十七世紀初期 甕屋の谷窯
高19.6 径18.5
鉄分の多いねっとりした土で、叩きづくり。 内側にかすかに青海波文があります。口は矢筈づくりで、大きな耳が縦につき、底に小さな足が三個ついています。胴一面に筋文様を陰刻しています。全体に黒飴釉をかけ、正面に鉄砂をかけて景色としています。底面に逆L字のローマ字が陽刻文でついています。共蓋は鍵のあるL字が陰刻してあります。甕屋の谷、焼山両窯からL字のいろいろな銘入の作品が出土します。
慶長八年「織部茶会記」に、慶長八年「唐津足有御水指」「唐津焼すじ水指」として登場しています。唐津市重要文化財。
福の神 ふくのかみ
叩き黒唐津三足水指。耳付。叩き上げ造りで轆轤調製。この手には必ず内部に叩き目が残っています。
胴締めぎみ、口は矢筈で、少し焼け垂れの前かがみ、底に小さな三足を付けます。胴体上部に太く下部に細い横箆、腰箆二線、首部にも強い箆筋をめぐらしています。
ねっとりとした素土に唐津特有の黒飴釉をかけ、釉色強く一部に濃淡あって景色をなしています。
この水指のよさは、何よりも素朴な箆線の強さにあります。
底面と蓋裏にL字状の刻文がみえます。
「福の神」の銘はその面相に愛嬌があるからでしょうか。甕屋の谷窯の製。姿からも織部の好みが想像されます。

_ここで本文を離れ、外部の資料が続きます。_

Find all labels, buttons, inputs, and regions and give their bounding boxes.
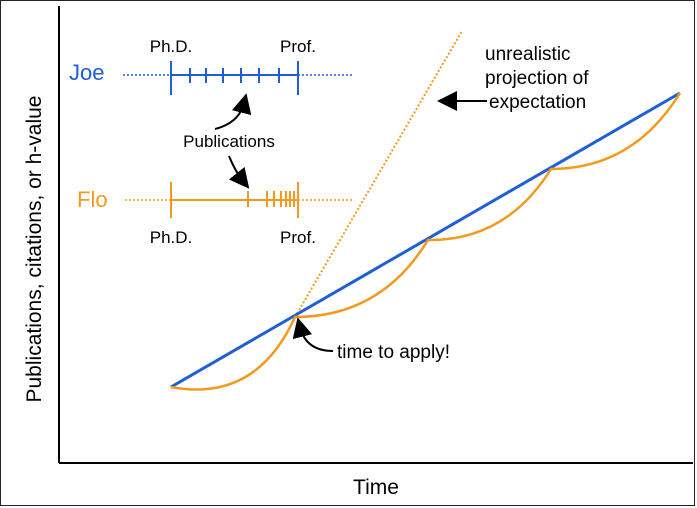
flo-timeline <box>125 182 353 218</box>
projection-label-line2: projection of <box>485 68 589 89</box>
x-axis-label: Time <box>353 476 399 499</box>
publications-label: Publications <box>183 132 275 151</box>
y-axis-label: Publications, citations, or h-value <box>23 96 46 403</box>
publications-arrow-down <box>228 155 250 189</box>
joe-phd-label: Ph.D. <box>150 37 193 56</box>
joe-prof-label: Prof. <box>280 37 316 56</box>
joe-label: Joe <box>69 60 104 85</box>
apply-arrow <box>292 317 334 352</box>
flo-label: Flo <box>77 187 108 212</box>
expectation-line <box>170 91 681 389</box>
actual-progress-curve <box>170 92 682 391</box>
projection-label-line3: expectation <box>489 92 586 113</box>
projection-label-line1: unrealistic <box>485 44 571 65</box>
publications-arrow-up <box>214 93 252 130</box>
apply-label: time to apply! <box>337 342 450 363</box>
projection-line <box>294 30 463 318</box>
joe-timeline <box>123 61 353 95</box>
flo-prof-label: Prof. <box>280 228 316 247</box>
flo-phd-label: Ph.D. <box>150 228 193 247</box>
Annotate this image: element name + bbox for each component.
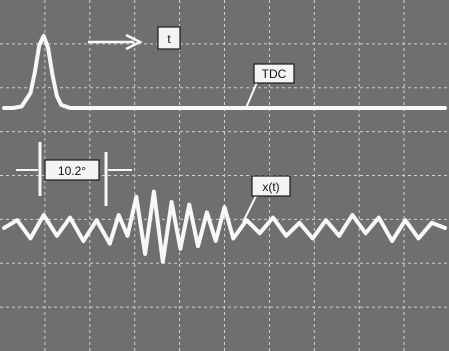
data-point-tdc bbox=[20, 105, 24, 108]
data-point-signal bbox=[15, 218, 19, 222]
data-point-signal bbox=[55, 234, 59, 238]
tdc-label-text: TDC bbox=[262, 67, 287, 81]
data-point-signal bbox=[126, 234, 129, 238]
data-point-signal bbox=[430, 221, 434, 225]
data-point-signal bbox=[161, 260, 165, 264]
data-point-signal bbox=[143, 252, 147, 256]
data-point-signal bbox=[324, 218, 328, 222]
interval-label-box bbox=[44, 159, 100, 181]
data-point-tdc bbox=[223, 106, 226, 110]
data-point-tdc bbox=[37, 43, 41, 47]
signal-label: x(t) bbox=[242, 175, 291, 223]
data-point-signal bbox=[443, 226, 447, 230]
data-point-signal bbox=[403, 218, 407, 222]
data-point-signal bbox=[196, 244, 200, 248]
time-label: t bbox=[157, 26, 181, 50]
data-point-signal bbox=[134, 195, 138, 199]
data-point-tdc bbox=[90, 106, 94, 110]
data-point-tdc bbox=[2, 106, 6, 110]
signal-label-box bbox=[251, 175, 291, 197]
data-point-tdc bbox=[46, 46, 50, 50]
data-point-signal bbox=[205, 210, 209, 214]
data-point-signal bbox=[214, 239, 218, 243]
time-label-box bbox=[157, 26, 181, 50]
data-point-signal bbox=[68, 216, 72, 220]
data-point-signal bbox=[108, 242, 112, 246]
data-point-tdc bbox=[311, 106, 315, 110]
tdc-label-box bbox=[253, 63, 295, 84]
data-point-signal bbox=[298, 221, 301, 225]
data-point-signal bbox=[417, 236, 420, 240]
data-point-signal bbox=[311, 236, 315, 240]
data-point-signal bbox=[29, 236, 32, 240]
data-point-signal bbox=[337, 234, 341, 238]
time-arrow bbox=[88, 33, 143, 51]
data-point-signal bbox=[350, 213, 354, 217]
data-point-tdc bbox=[68, 106, 72, 110]
interval-label-text: 10.2° bbox=[58, 164, 86, 178]
data-point-signal bbox=[284, 234, 288, 238]
signal-leader-line bbox=[242, 195, 257, 223]
data-point-signal bbox=[187, 203, 191, 207]
data-point-signal bbox=[231, 236, 235, 240]
data-point-signal bbox=[258, 231, 262, 235]
data-point-tdc bbox=[178, 106, 182, 110]
data-point-signal bbox=[95, 218, 99, 222]
data-point-tdc bbox=[29, 91, 32, 95]
data-point-signal bbox=[377, 216, 381, 220]
data-point-tdc bbox=[11, 106, 15, 110]
data-point-signal bbox=[2, 226, 6, 230]
data-point-signal bbox=[81, 239, 85, 243]
tdc-label: TDC bbox=[245, 63, 295, 109]
data-point-tdc bbox=[443, 106, 447, 110]
time-arrow-head bbox=[125, 33, 143, 51]
data-point-signal bbox=[178, 247, 182, 251]
data-point-tdc bbox=[33, 70, 37, 74]
data-point-signal bbox=[245, 218, 249, 222]
data-point-tdc bbox=[399, 106, 403, 110]
signal-label-text: x(t) bbox=[262, 180, 279, 194]
tdc-leader-line bbox=[245, 79, 259, 109]
data-point-tdc bbox=[51, 73, 54, 77]
data-point-signal bbox=[390, 239, 394, 243]
data-point-signal bbox=[170, 200, 174, 204]
data-point-tdc bbox=[355, 106, 359, 110]
interval-marker: 10.2° bbox=[16, 142, 132, 206]
data-point-tdc bbox=[134, 106, 138, 110]
data-point-signal bbox=[42, 213, 46, 217]
data-point-signal bbox=[117, 213, 121, 217]
data-point-tdc bbox=[55, 94, 59, 98]
data-point-signal bbox=[152, 190, 156, 194]
data-point-tdc bbox=[267, 106, 271, 110]
data-point-tdc bbox=[42, 34, 46, 38]
data-point-signal bbox=[364, 231, 368, 235]
traces bbox=[2, 34, 447, 264]
data-point-signal bbox=[271, 216, 275, 220]
data-point-tdc bbox=[59, 103, 63, 107]
time-label-text: t bbox=[167, 32, 171, 46]
data-point-signal bbox=[223, 205, 226, 209]
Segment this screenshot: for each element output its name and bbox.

《寸法》高さ20.3 胴径(耳含)21.9 蓋径12.5 底径18.7
唐津耳付四方水指
高さ19.1cm 口径12.7cm 胴径21.9cm 底径17.0cm
叩き作りの胴を四方にとり、へこみをつけた作為の強い水指です。 外部の全面に横筋を線刻し、 縦の目もつけ、 底と内部を除いてずっぽりと黒飴釉をかけています。 底に型抜きのLの印がつけられていますので、甕屋の谷窯の作であることは確かで、蓋にも裏面にLの印がつけられています。